The warden of the state prison at Jackson, the branch of the state prison at Marquette, and the house of correction and reformatory at Ionia, shall forward to the auditor general....

MCL 800.403; MSA 28.1703 states:

The auditor general shall investigate or cause to be investigated all such reports furnished by said wardens for the purpose of securing reimbursement for the expense of the state of Michigan for the care, custody and control of said prisoners. [Emphasis added.]

MCL 800.404; MSA 28.1704 states in part:

Whenever it shall be found that any person has been admitted to any of the aforesaid state penal institutions, as a prisoner, the auditor general, or the prosecuting attorney of the county from which said person was so sentenced, shall, if such person or prisoner be possessed of any estate, or shall thereafter while he shall remain in such institution .... [Emphasis added.]

*148The Legislature could not have more clearly designated the act to apply to the prisoners of the "aforesaid state penal institutions.”

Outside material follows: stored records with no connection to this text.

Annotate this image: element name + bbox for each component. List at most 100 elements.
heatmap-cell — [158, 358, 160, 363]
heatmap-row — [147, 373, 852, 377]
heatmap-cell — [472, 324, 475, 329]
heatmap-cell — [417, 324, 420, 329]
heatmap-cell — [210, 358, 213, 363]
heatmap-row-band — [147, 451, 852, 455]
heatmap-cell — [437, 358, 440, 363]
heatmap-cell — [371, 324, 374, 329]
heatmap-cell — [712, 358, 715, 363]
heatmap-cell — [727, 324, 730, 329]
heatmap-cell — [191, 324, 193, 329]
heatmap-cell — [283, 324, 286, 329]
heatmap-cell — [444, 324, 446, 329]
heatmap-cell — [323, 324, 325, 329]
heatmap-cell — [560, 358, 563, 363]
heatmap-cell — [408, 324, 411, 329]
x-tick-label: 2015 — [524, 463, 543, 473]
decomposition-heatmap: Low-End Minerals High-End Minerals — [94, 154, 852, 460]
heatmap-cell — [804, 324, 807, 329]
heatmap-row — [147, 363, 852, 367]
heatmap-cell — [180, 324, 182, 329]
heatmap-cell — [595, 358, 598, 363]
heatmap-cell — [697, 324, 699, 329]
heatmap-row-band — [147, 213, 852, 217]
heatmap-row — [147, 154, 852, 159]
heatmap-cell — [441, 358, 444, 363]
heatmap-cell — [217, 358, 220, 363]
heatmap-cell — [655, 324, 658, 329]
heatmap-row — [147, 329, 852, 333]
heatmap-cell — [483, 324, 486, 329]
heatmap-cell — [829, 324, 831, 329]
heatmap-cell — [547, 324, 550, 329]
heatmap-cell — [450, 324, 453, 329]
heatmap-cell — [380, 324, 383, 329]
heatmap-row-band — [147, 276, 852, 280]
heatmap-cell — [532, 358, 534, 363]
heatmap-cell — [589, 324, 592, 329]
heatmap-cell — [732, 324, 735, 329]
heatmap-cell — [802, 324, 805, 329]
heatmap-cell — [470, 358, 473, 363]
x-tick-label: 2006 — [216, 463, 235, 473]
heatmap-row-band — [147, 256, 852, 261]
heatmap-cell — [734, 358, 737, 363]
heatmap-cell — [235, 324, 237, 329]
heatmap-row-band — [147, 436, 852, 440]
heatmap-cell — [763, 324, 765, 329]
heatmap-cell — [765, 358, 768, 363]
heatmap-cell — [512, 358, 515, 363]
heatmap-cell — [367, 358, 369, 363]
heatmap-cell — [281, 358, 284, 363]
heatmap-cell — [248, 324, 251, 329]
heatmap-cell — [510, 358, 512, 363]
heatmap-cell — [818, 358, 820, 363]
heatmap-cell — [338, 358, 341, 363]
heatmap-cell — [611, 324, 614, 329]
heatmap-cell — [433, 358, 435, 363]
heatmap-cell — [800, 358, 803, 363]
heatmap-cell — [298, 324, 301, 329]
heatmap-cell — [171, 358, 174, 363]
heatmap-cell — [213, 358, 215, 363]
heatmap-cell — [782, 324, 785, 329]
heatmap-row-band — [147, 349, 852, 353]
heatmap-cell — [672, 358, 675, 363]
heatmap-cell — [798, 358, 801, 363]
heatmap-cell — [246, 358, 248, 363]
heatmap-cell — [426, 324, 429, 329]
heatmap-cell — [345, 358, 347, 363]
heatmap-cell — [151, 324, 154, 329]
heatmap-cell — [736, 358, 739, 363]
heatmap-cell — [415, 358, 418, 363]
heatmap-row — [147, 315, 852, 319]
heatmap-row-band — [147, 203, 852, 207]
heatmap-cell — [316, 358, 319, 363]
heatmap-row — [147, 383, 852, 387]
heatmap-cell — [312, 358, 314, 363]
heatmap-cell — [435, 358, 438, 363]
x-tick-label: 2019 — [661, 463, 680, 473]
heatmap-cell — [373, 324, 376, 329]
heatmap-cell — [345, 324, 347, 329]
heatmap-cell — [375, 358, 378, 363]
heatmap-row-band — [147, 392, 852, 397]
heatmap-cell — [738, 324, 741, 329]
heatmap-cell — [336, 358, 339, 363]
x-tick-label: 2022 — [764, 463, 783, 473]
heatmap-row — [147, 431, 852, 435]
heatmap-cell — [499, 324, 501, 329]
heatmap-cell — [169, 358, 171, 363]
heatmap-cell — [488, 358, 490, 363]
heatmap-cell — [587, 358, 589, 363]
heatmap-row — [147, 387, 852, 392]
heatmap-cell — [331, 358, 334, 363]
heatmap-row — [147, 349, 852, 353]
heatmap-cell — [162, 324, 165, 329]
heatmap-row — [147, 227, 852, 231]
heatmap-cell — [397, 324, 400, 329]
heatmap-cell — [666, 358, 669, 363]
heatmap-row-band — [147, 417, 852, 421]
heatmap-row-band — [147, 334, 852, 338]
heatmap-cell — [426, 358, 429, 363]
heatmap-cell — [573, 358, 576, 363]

Had the Legislature intended the act to apply to all state penal institutions, it could easily have so provided. Instead, the statute is expressly limited by its own terms to only three of the state’s prisons. Surely the Legislature must have been aware at the time of drafting that the number of state prisons would grow with time, but it did not provide for this eventuality in the statute. I do not believe that it is a judicial function to amend the statute. Indeed, 1935 PA 253 remained unchanged for virtually half a century until the Court of Appeals ruled it unconstitutionál. I agree with that Court that

[i]f the Legislature intended for the Prison Reimbursement Act to cover new penal institutions, it could have used a general definition of "state penal institution” as found in the reimbursement to counties for certain expenses act which was later enacted. MCL 800.451; MSA 28.1714(1).3

Accordingly, I would refrain from accepting the appellant’s invitation to rewrite the act for the Legislature so that it applies to all penal institutions. When we succumb to that temptation, it helps to form bad judicial habits. I see no compelling circumstances here that should take this case outside the well-settled rule that "[i]f the language employed in a statute is plain, certain and unambiguous, a bare reading suffices and no interpretation is necessary.” Dussia v Monroe Co Employees *149Retirement System, 386 Mich 244, 248; 191 NW2d 307 (1971).

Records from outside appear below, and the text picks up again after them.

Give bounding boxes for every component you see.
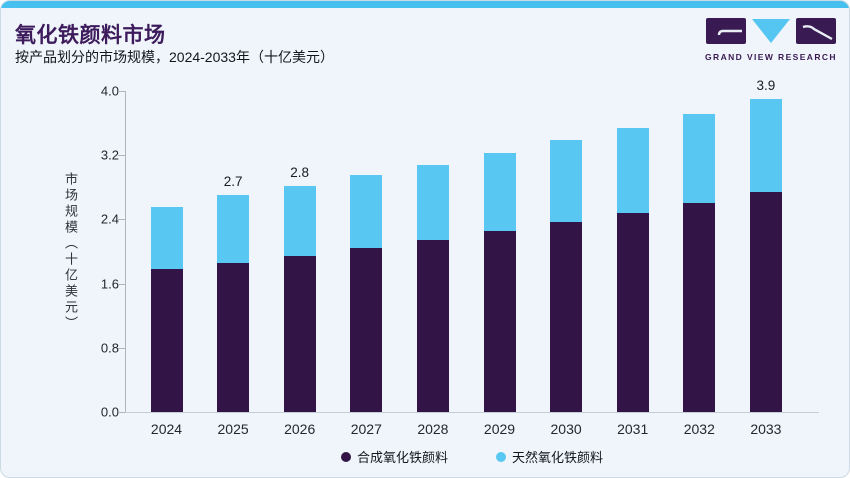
legend-item: 合成氧化铁颜料 [340,447,448,466]
bar-segment-synthetic [283,255,316,412]
bar-segment-synthetic [616,213,649,412]
brand-logo: GRAND VIEW RESEARCH [703,18,839,62]
bar-segment-synthetic [350,247,383,412]
y-tick-mark [118,91,125,92]
x-axis-line [125,412,819,413]
bar-segment-natural [483,152,516,231]
y-axis-line [125,91,126,413]
y-tick-mark [118,155,125,156]
y-tick-label: 0.8 [100,340,119,356]
bar-segment-natural [416,164,449,240]
x-tick-label: 2027 [350,421,382,437]
bar-2032 [683,91,716,412]
bar-segment-natural [150,206,183,270]
brand-logo-text: GRAND VIEW RESEARCH [705,52,837,62]
bar-segment-synthetic [749,192,782,412]
bar-value-label: 3.9 [756,78,776,93]
y-tick-label: 0.0 [100,404,119,420]
x-tick-label: 2031 [617,421,649,437]
page-title: 氧化铁颜料市场 [15,24,166,47]
bar-2026 [283,91,316,412]
bar-value-label: 2.7 [223,174,243,190]
y-tick-label: 2.4 [100,211,119,227]
bar-2024 [150,91,183,412]
x-tick-label: 2032 [683,421,715,437]
x-tick-label: 2029 [483,421,516,437]
bar-segment-synthetic [150,269,183,412]
top-accent-bar [1,1,849,8]
x-tick-label: 2030 [550,421,582,437]
y-tick-mark [118,284,125,285]
bar-2029 [483,91,516,412]
bar-2028 [416,91,449,412]
legend-item: 天然氧化铁颜料 [496,447,603,466]
bar-segment-synthetic [483,230,516,412]
bar-segment-natural [217,195,250,263]
bar-value-label: 2.8 [290,164,310,180]
legend-label: 天然氧化铁颜料 [512,450,604,465]
y-tick-mark [118,412,125,413]
bar-2025 [217,91,250,412]
y-axis-title-wrap: 市场规模（十亿美元） [61,91,80,412]
y-tick-label: 3.2 [100,147,119,163]
bar-segment-natural [350,175,383,248]
legend: 合成氧化铁颜料 天然氧化铁颜料 [125,447,819,466]
bar-segment-natural [283,185,316,256]
y-axis-title: 市场规模（十亿美元） [63,171,78,332]
legend-dot-icon [340,451,351,462]
bar-segment-natural [749,99,782,193]
bar-segment-synthetic [416,239,449,412]
bar-2027 [350,91,383,412]
bar-segment-natural [683,114,716,204]
x-tick-label: 2028 [417,421,449,437]
legend-label: 合成氧化铁颜料 [356,450,448,465]
bar-segment-natural [616,127,649,213]
bar-segment-synthetic [683,203,716,412]
y-tick-mark [118,219,125,220]
bar-segment-natural [550,139,583,222]
y-tick-label: 4.0 [100,83,119,99]
y-tick-label: 1.6 [100,276,119,292]
bar-2031 [616,91,649,412]
x-tick-label: 2025 [217,421,249,437]
x-tick-label: 2024 [150,421,183,437]
legend-dot-icon [496,451,506,462]
x-tick-label: 2033 [750,421,782,437]
chart-subtitle: 按产品划分的市场规模，2024-2033年（十亿美元） [15,49,334,65]
gvr-logo-icon [706,18,836,44]
bar-segment-synthetic [550,221,583,412]
y-tick-mark [118,348,125,349]
bar-2033 [749,91,782,412]
bar-segment-synthetic [217,262,250,412]
x-tick-label: 2026 [284,421,316,437]
bar-2030 [550,91,583,412]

Also, I do not believe, as the appellant contends, that the act can be salvaged by severing the unconstitutional portions. In effect, the severing and rewording proposed would be a redrafting of the statute. Moreover, the different sections of 1935 PA 253 appear interrelated and interdependent. For example, constitutional deficiencies would still exist if we were to allow § 4a to apply to all penal institutions while limiting § 4. Section 4 gives a prisoner an opportunity to have a guardian appointed and other important procedural rights not found in § 4a. This would allow similarly situated prisoners to be treated differently with no rational basis for doing so.

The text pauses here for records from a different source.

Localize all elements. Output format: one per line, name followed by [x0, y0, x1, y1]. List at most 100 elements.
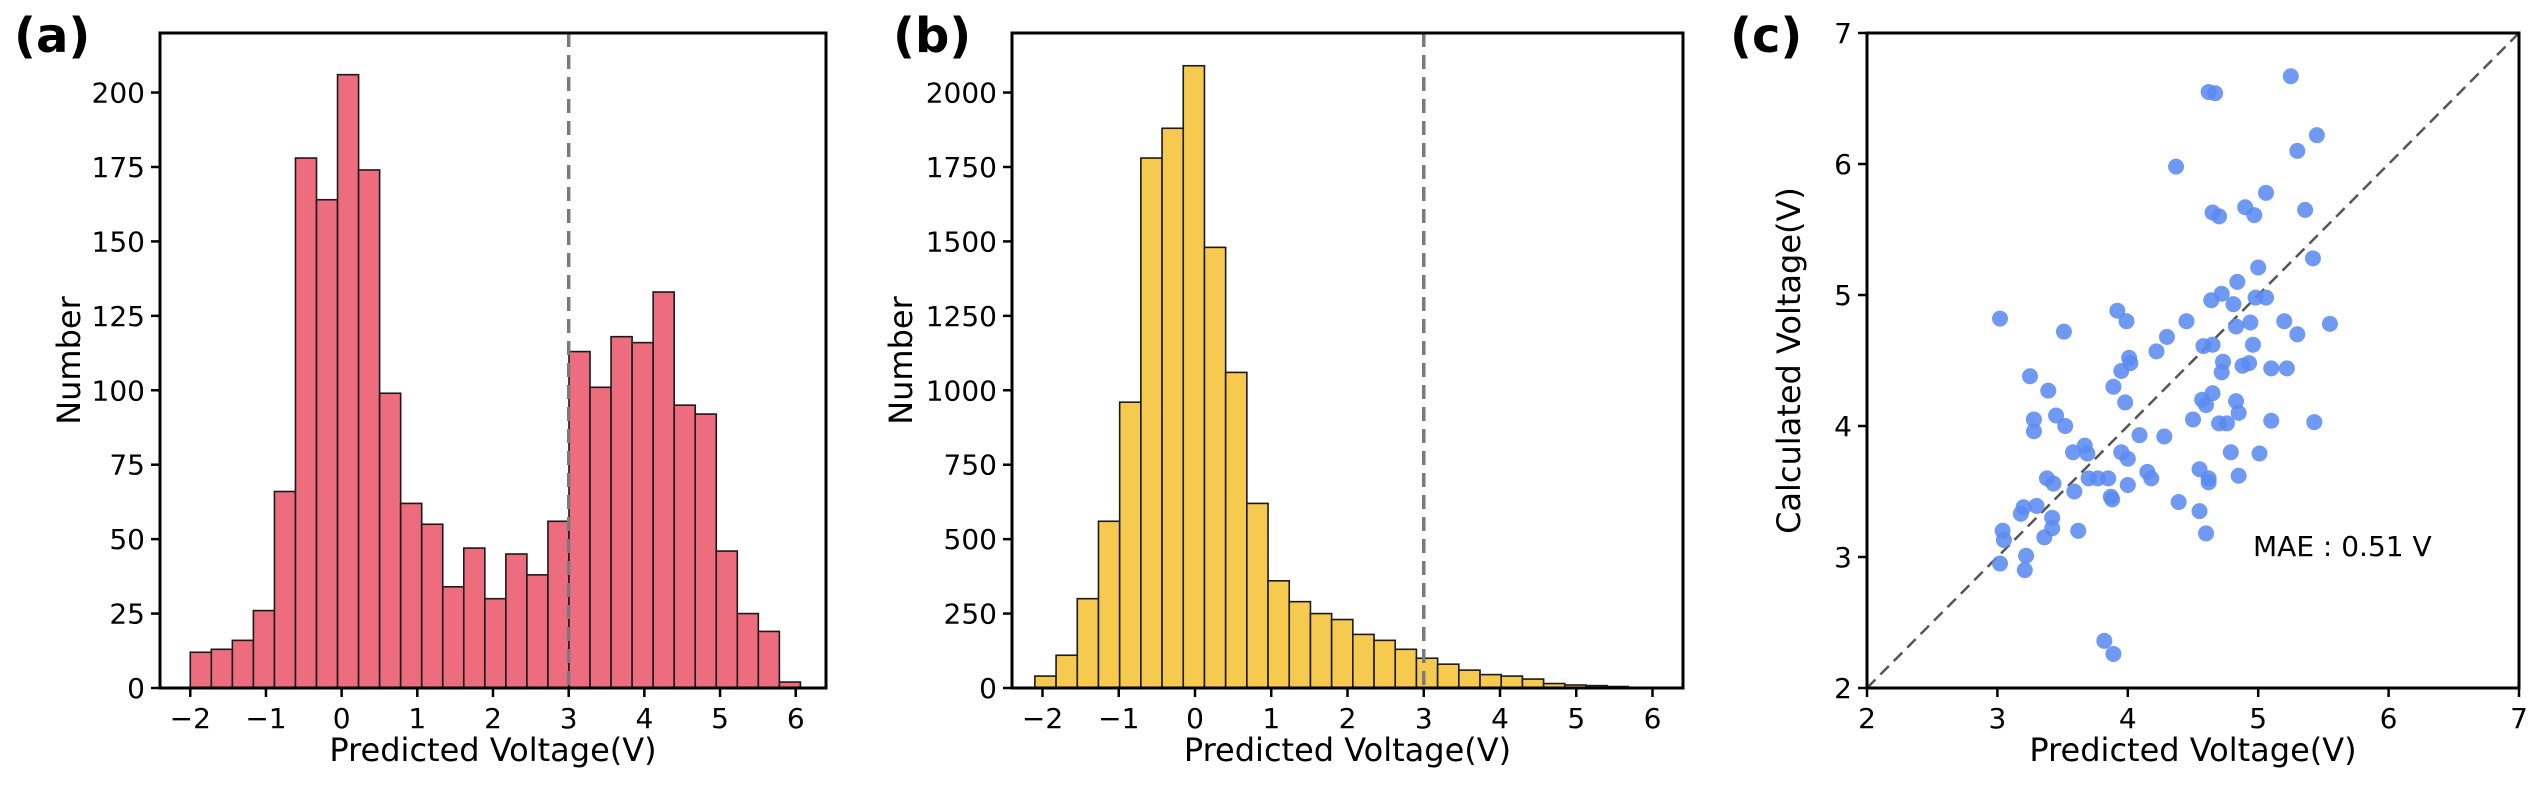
- scatter-point: [2282, 68, 2299, 85]
- diagonal-reference-line: [1866, 32, 2520, 689]
- histogram-bar: [315, 198, 339, 689]
- scatter-point: [2025, 423, 2042, 440]
- scatter-point: [2185, 411, 2201, 428]
- scatter-point: [2119, 450, 2136, 467]
- scatter-point: [1992, 555, 2009, 572]
- x-tick-label: 3: [1988, 702, 2006, 735]
- scatter-point: [2109, 302, 2126, 319]
- x-tick-label: −2: [170, 702, 211, 735]
- y-axis-label: Number: [50, 295, 88, 424]
- y-tick-label: 6: [1834, 148, 1852, 181]
- scatter-point: [2213, 364, 2230, 381]
- histogram-bar: [1097, 520, 1121, 689]
- histogram-bar: [294, 157, 318, 689]
- x-tick-label: 2: [1858, 702, 1876, 735]
- scatter-point: [2100, 470, 2117, 487]
- histogram-bar: [441, 585, 465, 689]
- scatter-point: [2241, 355, 2258, 372]
- histogram-bar: [357, 169, 381, 689]
- histogram-bar: [673, 404, 697, 689]
- scatter-point: [2057, 418, 2074, 434]
- histogram-bar: [399, 502, 423, 689]
- y-tick-label: 500: [944, 523, 997, 556]
- histogram-bar: [1203, 246, 1227, 689]
- histogram-bar: [336, 73, 360, 689]
- scatter-point: [2276, 313, 2293, 330]
- scatter-point: [2308, 127, 2325, 144]
- scatter-point: [2048, 407, 2065, 424]
- scatter-point: [2119, 476, 2136, 493]
- y-tick-label: 75: [109, 449, 145, 482]
- x-tick-label: 1: [408, 702, 426, 735]
- histogram-bar: [420, 523, 444, 689]
- scatter-point: [2113, 362, 2130, 379]
- histogram-bar: [1330, 618, 1354, 689]
- x-axis-label: Predicted Voltage(V): [329, 731, 656, 769]
- scatter-point: [2258, 289, 2275, 306]
- y-tick-label: 100: [92, 374, 145, 407]
- scatter-point: [2228, 318, 2245, 335]
- scatter-point: [2168, 158, 2185, 175]
- panel-a-histogram: (a) −2 −1 0 1 2 3 4 5 6 0 25 50 75 100 125 150 175 200 Pred…: [14, 8, 828, 769]
- panel-b-histogram: (b) −2 −1 0 1 2 3 4 5 6 0 250 500 750 1000 1250 1500 1750…: [882, 8, 1685, 769]
- scatter-point: [2170, 493, 2187, 510]
- histogram-bar: [1076, 597, 1100, 689]
- y-tick-label: 7: [1834, 17, 1852, 50]
- x-tick-label: 5: [2249, 702, 2267, 735]
- scatter-point: [2306, 414, 2323, 431]
- scatter-point: [2258, 184, 2275, 201]
- histogram-bar: [1436, 663, 1460, 689]
- x-tick-label: 7: [2510, 702, 2528, 735]
- histogram-bar: [1352, 633, 1375, 689]
- histogram-bar: [610, 335, 633, 689]
- histogram-bar: [1373, 639, 1397, 689]
- scatter-point: [2250, 259, 2267, 276]
- scatter-point: [2156, 428, 2173, 445]
- scatter-point: [2105, 378, 2122, 395]
- histogram-bar: [484, 597, 507, 689]
- scatter-point: [2016, 562, 2033, 579]
- scatter-point: [2222, 444, 2239, 461]
- scatter-point: [1992, 310, 2009, 327]
- scatter-point: [2158, 328, 2175, 345]
- scatter-point: [2204, 336, 2221, 353]
- scatter-point: [2079, 445, 2096, 462]
- histogram-bar: [1034, 675, 1057, 689]
- histogram-bar: [526, 574, 549, 689]
- scatter-point: [2278, 360, 2295, 377]
- x-tick-label: 6: [787, 702, 805, 735]
- histogram-bar: [589, 386, 612, 689]
- x-tick-label: 1: [1262, 702, 1280, 735]
- x-axis-label: Predicted Voltage(V): [1184, 731, 1511, 769]
- panel-c-scatter: (c) MAE : 0.51 V 2 3 4 5 6 7 2 3 4 5 6 7 Predicted Vol…: [1730, 8, 2528, 769]
- scatter-point: [2022, 368, 2038, 385]
- x-axis-label: Predicted Voltage(V): [2029, 731, 2356, 769]
- x-tick-label: 0: [333, 702, 351, 735]
- histogram-bar: [378, 392, 402, 689]
- scatter-point: [1995, 531, 2012, 548]
- scatter-point: [2218, 415, 2235, 432]
- scatter-point: [2198, 397, 2215, 414]
- scatter-point: [2143, 470, 2160, 487]
- histogram-bar: [1458, 669, 1481, 689]
- scatter-point: [2304, 250, 2321, 267]
- histogram-bar: [1394, 648, 1418, 689]
- x-tick-label: 6: [2380, 702, 2398, 735]
- histogram-bar: [252, 609, 276, 689]
- y-axis-label: Number: [882, 295, 920, 424]
- scatter-point: [2066, 483, 2083, 500]
- scatter-point: [2104, 491, 2121, 508]
- scatter-point: [2263, 412, 2280, 429]
- histogram-bar: [547, 520, 570, 689]
- scatter-point: [2036, 529, 2053, 546]
- histogram-bar: [715, 550, 739, 689]
- y-tick-label: 2000: [926, 77, 997, 110]
- scatter-point: [2198, 525, 2215, 542]
- scatter-point: [2321, 315, 2338, 332]
- scatter-point: [2191, 503, 2208, 520]
- y-tick-label: 125: [92, 300, 145, 333]
- scatter-point: [2070, 522, 2087, 539]
- x-tick-label: 4: [2119, 702, 2137, 735]
- scatter-point: [2207, 85, 2224, 102]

The Attorney General contends that § 4a is "self-executing” and independent of the rest of the act and that the complaint in this case stated a valid claim under § 4a. I do not agree that a claim has been stated under § 4a. The amended complaint stated in part:

5. That Plaintiff has a good reason to believe and does believe that Defendant, Hardy Wilson, has an estate which should be subject to the payment to the State of the expenses paid by the State on behalf of the Defendant as a resident at a State penal institution in accordance with the provisions of MCL 800.401 et seq.; MSA 28.1701 et seq.

It is clear that the Attorney General was not proceeding under § 4a alone.

I would affirm the judgment of the Court of Appeals.

Ryan and Riley, JJ., concurred with Brickley, J.

The reimbursement to counties for certain expenses act became effective on February 12, 1978, approximately 43 years after the enactment of the Prison Reimbursement Act.